Sunday, April 9, 2023

O let me rise

Our National Poetry Month poem for Easter is George Herbert’s “Easter Wings”. Herbert was a 17th-Century poet, politician and churchman, who produced a wealth of poems in his relatively short life. Much of his focus was on religion—he considered the Church of England was imperiled on two sides by Puritanism and Roman Catholicism.

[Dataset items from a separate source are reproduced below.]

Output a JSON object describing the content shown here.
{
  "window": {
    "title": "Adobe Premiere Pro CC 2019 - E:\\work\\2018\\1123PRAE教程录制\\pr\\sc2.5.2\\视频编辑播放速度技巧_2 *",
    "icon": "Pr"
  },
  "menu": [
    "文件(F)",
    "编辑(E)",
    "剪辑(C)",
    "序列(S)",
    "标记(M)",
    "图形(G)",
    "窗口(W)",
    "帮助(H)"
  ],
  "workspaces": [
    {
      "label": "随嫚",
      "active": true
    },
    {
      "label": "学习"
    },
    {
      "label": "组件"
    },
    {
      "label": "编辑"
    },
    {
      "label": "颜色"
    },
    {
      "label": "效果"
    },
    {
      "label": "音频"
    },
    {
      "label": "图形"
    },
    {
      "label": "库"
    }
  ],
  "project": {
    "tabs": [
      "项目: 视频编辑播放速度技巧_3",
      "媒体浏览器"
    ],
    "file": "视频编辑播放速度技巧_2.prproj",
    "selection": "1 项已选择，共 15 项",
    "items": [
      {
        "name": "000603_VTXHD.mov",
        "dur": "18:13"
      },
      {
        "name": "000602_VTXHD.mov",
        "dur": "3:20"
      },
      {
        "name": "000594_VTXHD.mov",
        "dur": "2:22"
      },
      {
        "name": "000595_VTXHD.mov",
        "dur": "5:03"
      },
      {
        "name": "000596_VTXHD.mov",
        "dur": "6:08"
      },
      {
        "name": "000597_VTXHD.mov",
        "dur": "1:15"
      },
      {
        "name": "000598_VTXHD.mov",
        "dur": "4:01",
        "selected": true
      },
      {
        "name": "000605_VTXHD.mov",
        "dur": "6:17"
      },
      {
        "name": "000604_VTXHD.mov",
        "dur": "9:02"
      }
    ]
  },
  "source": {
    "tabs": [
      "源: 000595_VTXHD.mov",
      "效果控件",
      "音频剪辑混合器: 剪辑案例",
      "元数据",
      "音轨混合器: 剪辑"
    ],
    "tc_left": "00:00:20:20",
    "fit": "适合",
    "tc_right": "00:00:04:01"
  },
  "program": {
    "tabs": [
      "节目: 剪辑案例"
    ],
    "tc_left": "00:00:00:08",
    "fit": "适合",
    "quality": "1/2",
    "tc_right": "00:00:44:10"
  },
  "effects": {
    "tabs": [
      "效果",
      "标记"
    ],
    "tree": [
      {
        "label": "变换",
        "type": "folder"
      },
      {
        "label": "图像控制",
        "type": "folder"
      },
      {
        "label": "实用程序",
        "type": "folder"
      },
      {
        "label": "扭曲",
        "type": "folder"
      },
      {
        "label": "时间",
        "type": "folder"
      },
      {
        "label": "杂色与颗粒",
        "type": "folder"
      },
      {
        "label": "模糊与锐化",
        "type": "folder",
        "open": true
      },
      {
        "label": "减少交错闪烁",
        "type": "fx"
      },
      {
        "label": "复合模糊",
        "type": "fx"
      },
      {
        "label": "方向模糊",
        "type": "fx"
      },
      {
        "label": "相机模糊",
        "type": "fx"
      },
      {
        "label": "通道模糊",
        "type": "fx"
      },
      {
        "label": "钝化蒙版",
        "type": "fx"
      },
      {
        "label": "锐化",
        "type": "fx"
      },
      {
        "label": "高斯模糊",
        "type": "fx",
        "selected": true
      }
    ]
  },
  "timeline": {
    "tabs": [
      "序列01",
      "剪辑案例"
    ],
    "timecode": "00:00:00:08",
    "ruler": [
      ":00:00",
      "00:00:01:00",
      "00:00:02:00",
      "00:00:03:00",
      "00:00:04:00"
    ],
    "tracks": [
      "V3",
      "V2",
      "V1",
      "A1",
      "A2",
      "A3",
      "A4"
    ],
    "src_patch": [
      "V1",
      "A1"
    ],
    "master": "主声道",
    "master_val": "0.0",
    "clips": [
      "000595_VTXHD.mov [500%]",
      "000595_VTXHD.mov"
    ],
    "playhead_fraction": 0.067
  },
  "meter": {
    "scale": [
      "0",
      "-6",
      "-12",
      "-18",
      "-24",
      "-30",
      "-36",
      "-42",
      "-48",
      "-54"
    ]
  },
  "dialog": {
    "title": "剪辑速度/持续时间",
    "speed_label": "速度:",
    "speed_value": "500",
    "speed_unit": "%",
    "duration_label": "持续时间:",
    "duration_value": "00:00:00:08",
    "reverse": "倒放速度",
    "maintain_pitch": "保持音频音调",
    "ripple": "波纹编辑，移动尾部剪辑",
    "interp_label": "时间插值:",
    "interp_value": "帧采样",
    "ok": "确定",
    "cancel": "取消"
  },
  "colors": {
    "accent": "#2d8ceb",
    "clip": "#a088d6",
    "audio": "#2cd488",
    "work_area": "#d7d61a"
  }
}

“Easter Wings” focuses on the atonement that Christ brings to the world; Herbert spent a lot of his life grappling with the juxtaposition of spirituality in a physical world, so writing a poem in the shape of wings may lend the weight of imagery to his thoughts.

“Easter Wings”

Lord, who createdst man in wealth and store,
      Though foolishly he lost the same,
            Decaying more and more,
                  Till he became
                        Most poore:
                        With thee
                   O let me rise
            As larks, harmoniously,
      And sing this day thy victories:
Then shall the fall further the flight in me.

My tender age in sorrow did beginner
      And still with sicknesses and shame.
            Thou didst so punish sinne,
                  That I became
                       Most thinne.
                        With thee
                  Let me combine,
            And feel thy victorie:
        For, if I imp my wing on thine,
Affliction shall advance the flight in me.